Женщины в церковь заходили чаще. Михаил по неопытности сначала считал их более набожными, чем мужчин, более скованными предрассудками, убеждениями и традициями, но вскоре получил отличную возможность убедиться в ошибочности такого взгляда. Отнюдь не все женщины направлялись к иконам, не все склоняли колени и ставили свечи, большая часть, негромко переговариваясь, терпеливо ждала очереди на исповедь.

Исповедовались охотно и много. И не потому, что грешили часто, а потому, что словом перемолвиться да совет получить от умного человека каждой хотелось. В интеллигентности и прозорливости служителей церкви никто не сомневался, а потому и Михаила воспринимали если не в качестве истины в последней инстанции, то, во всяком случае, в качестве доброго и мудрого наставника.
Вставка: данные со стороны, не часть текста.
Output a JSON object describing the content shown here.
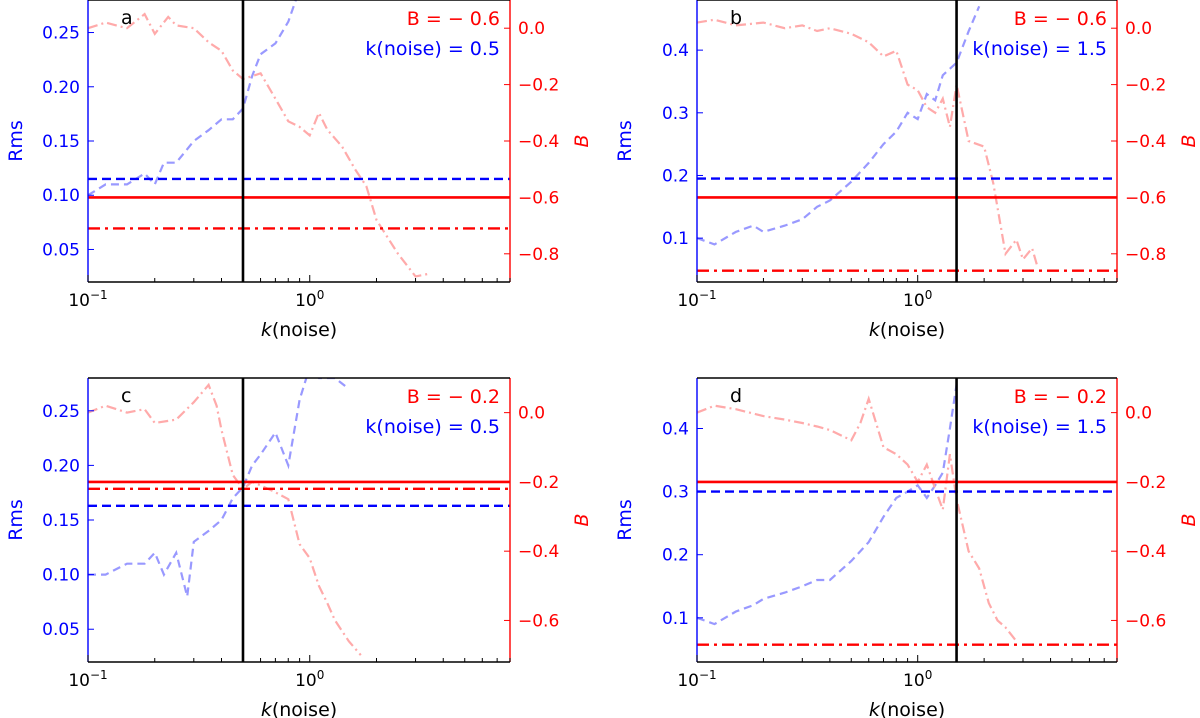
{
  "colors": {
    "rms": "#0000ff",
    "b": "#ff0000",
    "rms_light": "#9999ff",
    "b_light": "#ffaaaa",
    "frame": "#000000"
  },
  "shared": {
    "xlabel_k": "k",
    "xlabel_rest": "(noise)",
    "ylabel_left": "Rms",
    "ylabel_right": "B",
    "xscale": "log",
    "xlim": [
      0.1,
      8.0
    ],
    "x_ticks": [
      {
        "value": 0.1,
        "base": "10",
        "exp": "−1"
      },
      {
        "value": 1.0,
        "base": "10",
        "exp": "0"
      }
    ]
  },
  "chart_data": [
    {
      "type": "line",
      "panel": "a",
      "annot_b": "B = − 0.6",
      "annot_k": "k(noise) = 0.5",
      "k_mark": 0.5,
      "ylim_left": [
        0.02,
        0.28
      ],
      "ylim_right": [
        -0.9,
        0.1
      ],
      "left_ticks": [
        "0.25",
        "0.20",
        "0.15",
        "0.10",
        "0.05"
      ],
      "left_tick_values": [
        0.25,
        0.2,
        0.15,
        0.1,
        0.05
      ],
      "right_ticks": [
        "0.0",
        "−0.2",
        "−0.4",
        "−0.6",
        "−0.8"
      ],
      "right_tick_values": [
        0.0,
        -0.2,
        -0.4,
        -0.6,
        -0.8
      ],
      "rms_ref": 0.115,
      "b_ref_solid": -0.6,
      "b_ref_dashdot": -0.71,
      "rms_curve": {
        "x": [
          0.1,
          0.12,
          0.15,
          0.18,
          0.2,
          0.22,
          0.25,
          0.3,
          0.35,
          0.4,
          0.45,
          0.5,
          0.55,
          0.6,
          0.7,
          0.8,
          0.9
        ],
        "y": [
          0.1,
          0.11,
          0.11,
          0.12,
          0.11,
          0.13,
          0.13,
          0.15,
          0.16,
          0.17,
          0.17,
          0.18,
          0.21,
          0.23,
          0.24,
          0.26,
          0.29
        ]
      },
      "b_curve": {
        "x": [
          0.1,
          0.12,
          0.15,
          0.18,
          0.2,
          0.23,
          0.25,
          0.3,
          0.35,
          0.4,
          0.45,
          0.5,
          0.55,
          0.6,
          0.7,
          0.8,
          0.9,
          1.0,
          1.1,
          1.2,
          1.4,
          1.6,
          1.8,
          2.0,
          2.5,
          3.0,
          3.5
        ],
        "y": [
          0.0,
          0.02,
          0.0,
          0.05,
          -0.02,
          0.04,
          0.01,
          0.0,
          -0.05,
          -0.08,
          -0.15,
          -0.18,
          -0.17,
          -0.16,
          -0.25,
          -0.33,
          -0.35,
          -0.38,
          -0.3,
          -0.36,
          -0.42,
          -0.5,
          -0.56,
          -0.68,
          -0.8,
          -0.88,
          -0.87
        ]
      }
    },
    {
      "type": "line",
      "panel": "b",
      "annot_b": "B = − 0.6",
      "annot_k": "k(noise) = 1.5",
      "k_mark": 1.5,
      "ylim_left": [
        0.03,
        0.48
      ],
      "ylim_right": [
        -0.9,
        0.1
      ],
      "left_ticks": [
        "0.4",
        "0.3",
        "0.2",
        "0.1"
      ],
      "left_tick_values": [
        0.4,
        0.3,
        0.2,
        0.1
      ],
      "right_ticks": [
        "0.0",
        "−0.2",
        "−0.4",
        "−0.6",
        "−0.8"
      ],
      "right_tick_values": [
        0.0,
        -0.2,
        -0.4,
        -0.6,
        -0.8
      ],
      "rms_ref": 0.195,
      "b_ref_solid": -0.6,
      "b_ref_dashdot": -0.86,
      "rms_curve": {
        "x": [
          0.1,
          0.12,
          0.15,
          0.18,
          0.2,
          0.25,
          0.3,
          0.35,
          0.4,
          0.5,
          0.6,
          0.7,
          0.8,
          0.9,
          1.0,
          1.1,
          1.2,
          1.3,
          1.5,
          1.7,
          1.9
        ],
        "y": [
          0.1,
          0.09,
          0.11,
          0.12,
          0.11,
          0.12,
          0.13,
          0.15,
          0.16,
          0.19,
          0.22,
          0.25,
          0.27,
          0.3,
          0.29,
          0.33,
          0.32,
          0.36,
          0.38,
          0.43,
          0.47
        ]
      },
      "b_curve": {
        "x": [
          0.1,
          0.12,
          0.15,
          0.2,
          0.25,
          0.3,
          0.35,
          0.4,
          0.5,
          0.6,
          0.7,
          0.8,
          0.9,
          1.0,
          1.1,
          1.2,
          1.3,
          1.4,
          1.5,
          1.7,
          2.0,
          2.2,
          2.5,
          2.8,
          3.0,
          3.3,
          3.5
        ],
        "y": [
          0.02,
          0.03,
          0.01,
          0.02,
          0.0,
          0.01,
          -0.01,
          0.0,
          -0.02,
          -0.05,
          -0.1,
          -0.08,
          -0.2,
          -0.22,
          -0.28,
          -0.3,
          -0.25,
          -0.35,
          -0.2,
          -0.4,
          -0.42,
          -0.55,
          -0.8,
          -0.75,
          -0.82,
          -0.78,
          -0.85
        ]
      }
    },
    {
      "type": "line",
      "panel": "c",
      "annot_b": "B = − 0.2",
      "annot_k": "k(noise) = 0.5",
      "k_mark": 0.5,
      "ylim_left": [
        0.02,
        0.28
      ],
      "ylim_right": [
        -0.72,
        0.1
      ],
      "left_ticks": [
        "0.25",
        "0.20",
        "0.15",
        "0.10",
        "0.05"
      ],
      "left_tick_values": [
        0.25,
        0.2,
        0.15,
        0.1,
        0.05
      ],
      "right_ticks": [
        "0.0",
        "−0.2",
        "−0.4",
        "−0.6"
      ],
      "right_tick_values": [
        0.0,
        -0.2,
        -0.4,
        -0.6
      ],
      "rms_ref": 0.163,
      "b_ref_solid": -0.2,
      "b_ref_dashdot": -0.22,
      "rms_curve": {
        "x": [
          0.1,
          0.12,
          0.15,
          0.18,
          0.2,
          0.22,
          0.25,
          0.28,
          0.3,
          0.35,
          0.4,
          0.45,
          0.5,
          0.55,
          0.6,
          0.7,
          0.8,
          0.9,
          1.0,
          1.1,
          1.3,
          1.5
        ],
        "y": [
          0.1,
          0.1,
          0.11,
          0.11,
          0.12,
          0.1,
          0.12,
          0.08,
          0.13,
          0.14,
          0.15,
          0.17,
          0.18,
          0.2,
          0.21,
          0.23,
          0.2,
          0.26,
          0.29,
          0.28,
          0.28,
          0.27
        ]
      },
      "b_curve": {
        "x": [
          0.1,
          0.12,
          0.15,
          0.18,
          0.2,
          0.25,
          0.3,
          0.35,
          0.38,
          0.4,
          0.45,
          0.5,
          0.55,
          0.6,
          0.7,
          0.8,
          0.9,
          1.0,
          1.1,
          1.2,
          1.3,
          1.5,
          1.7
        ],
        "y": [
          0.0,
          0.02,
          0.0,
          0.01,
          -0.03,
          -0.02,
          0.03,
          0.08,
          0.02,
          -0.05,
          -0.18,
          -0.22,
          -0.2,
          -0.21,
          -0.23,
          -0.25,
          -0.38,
          -0.42,
          -0.5,
          -0.55,
          -0.6,
          -0.66,
          -0.7
        ]
      }
    },
    {
      "type": "line",
      "panel": "d",
      "annot_b": "B = − 0.2",
      "annot_k": "k(noise) = 1.5",
      "k_mark": 1.5,
      "ylim_left": [
        0.03,
        0.48
      ],
      "ylim_right": [
        -0.72,
        0.1
      ],
      "left_ticks": [
        "0.4",
        "0.3",
        "0.2",
        "0.1"
      ],
      "left_tick_values": [
        0.4,
        0.3,
        0.2,
        0.1
      ],
      "right_ticks": [
        "0.0",
        "−0.2",
        "−0.4",
        "−0.6"
      ],
      "right_tick_values": [
        0.0,
        -0.2,
        -0.4,
        -0.6
      ],
      "rms_ref": 0.3,
      "b_ref_solid": -0.2,
      "b_ref_dashdot": -0.67,
      "rms_curve": {
        "x": [
          0.1,
          0.12,
          0.15,
          0.18,
          0.2,
          0.25,
          0.3,
          0.35,
          0.4,
          0.5,
          0.6,
          0.7,
          0.8,
          0.9,
          1.0,
          1.1,
          1.2,
          1.3,
          1.4,
          1.5
        ],
        "y": [
          0.1,
          0.09,
          0.11,
          0.12,
          0.13,
          0.14,
          0.15,
          0.16,
          0.16,
          0.19,
          0.22,
          0.26,
          0.29,
          0.3,
          0.31,
          0.29,
          0.31,
          0.33,
          0.4,
          0.47
        ]
      },
      "b_curve": {
        "x": [
          0.1,
          0.12,
          0.15,
          0.2,
          0.25,
          0.3,
          0.35,
          0.4,
          0.5,
          0.55,
          0.6,
          0.7,
          0.8,
          0.9,
          1.0,
          1.1,
          1.2,
          1.3,
          1.4,
          1.5,
          1.7,
          1.9,
          2.1,
          2.3,
          2.5,
          2.8
        ],
        "y": [
          0.0,
          0.02,
          0.01,
          -0.01,
          -0.02,
          -0.03,
          -0.04,
          -0.05,
          -0.08,
          -0.03,
          0.04,
          -0.1,
          -0.12,
          -0.15,
          -0.2,
          -0.15,
          -0.22,
          -0.28,
          -0.12,
          -0.25,
          -0.4,
          -0.45,
          -0.55,
          -0.6,
          -0.62,
          -0.66
        ]
      }
    }
  ]
}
А Михаил… Михаил так устал смиренно улыбаться, покачивать головой и выдумывать утешения на слезы и жалобы! Ему претило играть, ему наскучило наставлять. Если бы он получил знак о пользе своего занятия, то, возможно, смиреннее относился бы к своей участи, но прихожане выливали на него свои проблемы, ждали с надеждой, когда же он выловит из этого котла людских поступков, смердящего хитростью, похотью и трусостью, что-нибудь стоящее и наградит спасительным «Покайся», или «Прочти трижды «Отче наш», или еще каким-нибудь мало значащим и совершенно, с точки зрения самого Михаила, не успокаивающим совесть лекарством… Он выслушивал, и награждал, и отпускал с миром, но сам мира не чувствовал. Не ощущал своей пользы, не чувствовал необходимости. Да, приходили, да, делились, да, внимали. И только.

Если бы был с ним рядом отец Федор, то объяснил бы, что любому человеку не так важно, чтобы с ним говорили, гораздо важнее, чтобы его слушали и слышали. Но Михаил остался один, и некому было вести с ним философских бесед о природе человеческой души. А души между тем в большинстве своем были настолько бездуховны, что если и могло их спасти нечто, то уж никак не троекратное прочтение молитвы.

— Я, батюшка, не виноватая, вот те крест. Щас нормальных-то днем с огнем не сыщешь, а чтоб у него еще и руки не из одного места росли, такие попросту перевелись. Ну ежели ходит ко мне мужик, даром что женатый, что же, мне его гнать, что ли? Он мне и пол залатает, и потолок побелит, и детям гостинцы принесет. Как же его гнать-то, коли от него одна польза?